Once it was the prisoners themselves asking to be photographed, Urban says, “I had already won them over and they practically lined up to be photographed.”
Over the past several years, the award-winning photographer has been scanning and releasing his work to the world, largely through the Hungarian photo archive Fortepan, where thousands of his images are available.
Urban is close friends with Fortepan’s founder, Miklos Tamasi, and Urban says he felt his archival work would be “in the best place in his hands.”
Thousands more of Urban’s images are yet to be released, many of them taken through the 1990s in Hungary, a time of surging crime rates and instability comparable to the turbulence faced by many former communist states through the same decade.
In 2016, Urban was contacted by the managers of the Aszod juvenile detention center, where his journey through communist Hungary’s correctional facilities began. Staff at the Aszod site had discovered the pile of "canceled" photos he had made more than 40 years earlier stacked up under “the broken leg of a piano.”
The discovery of the Aszod images were enough for Urban to break his long boycott of the town and the retired photographer traveled to the detention center with his son, Adam Urban, an acclaimed photographer in his own right.
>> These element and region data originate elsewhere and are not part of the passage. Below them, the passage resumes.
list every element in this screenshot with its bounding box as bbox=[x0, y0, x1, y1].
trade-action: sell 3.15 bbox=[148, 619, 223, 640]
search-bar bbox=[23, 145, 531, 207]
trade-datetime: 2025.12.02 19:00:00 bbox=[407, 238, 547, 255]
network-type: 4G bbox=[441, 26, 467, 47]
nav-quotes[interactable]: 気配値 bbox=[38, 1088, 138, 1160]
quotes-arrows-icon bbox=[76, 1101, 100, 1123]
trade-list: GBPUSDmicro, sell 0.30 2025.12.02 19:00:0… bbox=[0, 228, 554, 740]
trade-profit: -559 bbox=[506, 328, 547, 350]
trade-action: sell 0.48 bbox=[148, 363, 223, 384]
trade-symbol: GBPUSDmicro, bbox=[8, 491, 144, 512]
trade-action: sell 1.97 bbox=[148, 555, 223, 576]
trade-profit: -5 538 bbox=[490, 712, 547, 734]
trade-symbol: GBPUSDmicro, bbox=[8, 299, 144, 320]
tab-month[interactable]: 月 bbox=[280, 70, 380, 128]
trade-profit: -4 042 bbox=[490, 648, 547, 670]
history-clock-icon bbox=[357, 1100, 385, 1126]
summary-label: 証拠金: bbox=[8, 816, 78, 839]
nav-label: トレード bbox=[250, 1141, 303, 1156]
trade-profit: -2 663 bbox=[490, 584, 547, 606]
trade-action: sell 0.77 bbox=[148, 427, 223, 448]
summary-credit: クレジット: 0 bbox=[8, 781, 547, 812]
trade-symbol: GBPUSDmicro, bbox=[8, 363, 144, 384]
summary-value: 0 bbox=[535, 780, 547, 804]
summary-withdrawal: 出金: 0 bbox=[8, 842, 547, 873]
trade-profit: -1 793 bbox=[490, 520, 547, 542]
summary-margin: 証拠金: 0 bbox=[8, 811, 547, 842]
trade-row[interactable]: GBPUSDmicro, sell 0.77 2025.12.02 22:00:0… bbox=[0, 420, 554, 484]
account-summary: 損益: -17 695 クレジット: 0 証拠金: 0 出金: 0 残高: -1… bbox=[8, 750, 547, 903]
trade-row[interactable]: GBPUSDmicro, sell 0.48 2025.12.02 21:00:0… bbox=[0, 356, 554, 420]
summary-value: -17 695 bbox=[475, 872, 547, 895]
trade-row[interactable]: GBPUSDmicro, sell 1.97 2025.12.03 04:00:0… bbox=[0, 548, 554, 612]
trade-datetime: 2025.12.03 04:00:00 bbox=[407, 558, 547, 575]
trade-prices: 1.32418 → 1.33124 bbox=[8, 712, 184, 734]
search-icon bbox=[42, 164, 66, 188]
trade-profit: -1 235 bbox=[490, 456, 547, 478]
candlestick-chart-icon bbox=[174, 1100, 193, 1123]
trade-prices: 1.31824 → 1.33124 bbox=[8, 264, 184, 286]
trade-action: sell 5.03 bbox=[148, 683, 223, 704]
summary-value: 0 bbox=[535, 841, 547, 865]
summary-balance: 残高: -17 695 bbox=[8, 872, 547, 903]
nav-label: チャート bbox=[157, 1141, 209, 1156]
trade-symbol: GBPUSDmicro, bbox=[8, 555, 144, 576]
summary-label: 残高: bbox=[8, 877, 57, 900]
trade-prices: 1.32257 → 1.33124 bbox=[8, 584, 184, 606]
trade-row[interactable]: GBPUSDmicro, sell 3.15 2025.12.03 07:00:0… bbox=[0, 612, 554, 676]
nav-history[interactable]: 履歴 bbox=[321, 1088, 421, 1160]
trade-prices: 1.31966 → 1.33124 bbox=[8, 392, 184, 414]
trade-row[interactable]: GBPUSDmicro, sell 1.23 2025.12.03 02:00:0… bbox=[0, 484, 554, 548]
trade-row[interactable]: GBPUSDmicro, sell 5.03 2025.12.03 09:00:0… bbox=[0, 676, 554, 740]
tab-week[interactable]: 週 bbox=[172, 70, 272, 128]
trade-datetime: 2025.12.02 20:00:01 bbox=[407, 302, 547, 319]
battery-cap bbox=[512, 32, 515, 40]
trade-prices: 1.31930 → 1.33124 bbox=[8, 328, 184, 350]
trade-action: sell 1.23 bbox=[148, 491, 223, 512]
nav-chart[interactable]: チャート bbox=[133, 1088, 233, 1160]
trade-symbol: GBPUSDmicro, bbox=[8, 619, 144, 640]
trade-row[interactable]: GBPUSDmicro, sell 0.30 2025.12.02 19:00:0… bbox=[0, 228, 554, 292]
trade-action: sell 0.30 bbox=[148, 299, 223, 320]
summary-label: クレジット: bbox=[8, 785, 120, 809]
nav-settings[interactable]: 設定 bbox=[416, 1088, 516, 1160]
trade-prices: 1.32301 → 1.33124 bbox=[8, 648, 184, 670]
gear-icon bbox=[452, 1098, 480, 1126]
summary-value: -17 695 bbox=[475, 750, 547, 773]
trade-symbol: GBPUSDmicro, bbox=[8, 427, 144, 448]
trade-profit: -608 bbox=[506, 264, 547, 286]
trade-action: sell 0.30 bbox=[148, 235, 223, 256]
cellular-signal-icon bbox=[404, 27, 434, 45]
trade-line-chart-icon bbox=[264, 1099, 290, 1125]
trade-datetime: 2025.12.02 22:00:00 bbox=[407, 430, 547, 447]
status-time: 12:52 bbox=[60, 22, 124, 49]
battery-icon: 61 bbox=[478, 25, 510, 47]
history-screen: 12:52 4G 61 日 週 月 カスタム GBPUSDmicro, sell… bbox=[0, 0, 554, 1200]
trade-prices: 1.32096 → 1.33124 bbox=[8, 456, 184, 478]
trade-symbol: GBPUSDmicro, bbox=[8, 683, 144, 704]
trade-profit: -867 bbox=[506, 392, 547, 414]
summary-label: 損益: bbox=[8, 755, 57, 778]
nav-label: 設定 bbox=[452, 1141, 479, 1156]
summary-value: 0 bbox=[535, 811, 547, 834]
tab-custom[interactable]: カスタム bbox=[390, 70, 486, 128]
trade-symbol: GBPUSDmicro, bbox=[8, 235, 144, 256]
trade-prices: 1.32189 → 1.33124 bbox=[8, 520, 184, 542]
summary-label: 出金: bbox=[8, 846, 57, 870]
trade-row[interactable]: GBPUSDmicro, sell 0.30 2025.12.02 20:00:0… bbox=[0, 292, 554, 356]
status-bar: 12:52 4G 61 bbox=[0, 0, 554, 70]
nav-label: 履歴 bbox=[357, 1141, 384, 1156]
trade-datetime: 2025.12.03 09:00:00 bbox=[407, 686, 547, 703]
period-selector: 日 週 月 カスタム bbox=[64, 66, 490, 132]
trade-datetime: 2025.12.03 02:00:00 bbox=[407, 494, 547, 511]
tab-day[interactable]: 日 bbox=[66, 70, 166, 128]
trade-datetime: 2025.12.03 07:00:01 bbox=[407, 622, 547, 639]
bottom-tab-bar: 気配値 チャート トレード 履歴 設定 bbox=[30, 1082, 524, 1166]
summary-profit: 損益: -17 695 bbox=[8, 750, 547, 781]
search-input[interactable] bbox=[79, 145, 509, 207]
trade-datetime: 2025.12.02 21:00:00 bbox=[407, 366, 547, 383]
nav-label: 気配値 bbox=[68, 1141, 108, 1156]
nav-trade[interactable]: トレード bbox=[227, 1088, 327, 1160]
“Over a few months, Adam got to know the institute himself. Then, within a couple of years, he made his own photos there,” the older Urban told RFE/RL.
In 2018, Adam and Tamas Urban held a joint exhibition of their works made inside the Aszod facility.
Tamas says his career as a photojournalist, which often brought him face-to-face with tragedy and human wickedness, took a heavy personal toll, and he was medicated for depression. The cost, however, was worth it, he says.
He believes that, if not for his camerawork, the aspects of society he captured so expertly, particularly of life inside the prisons of communist Hungary “would be invisible today,” he said.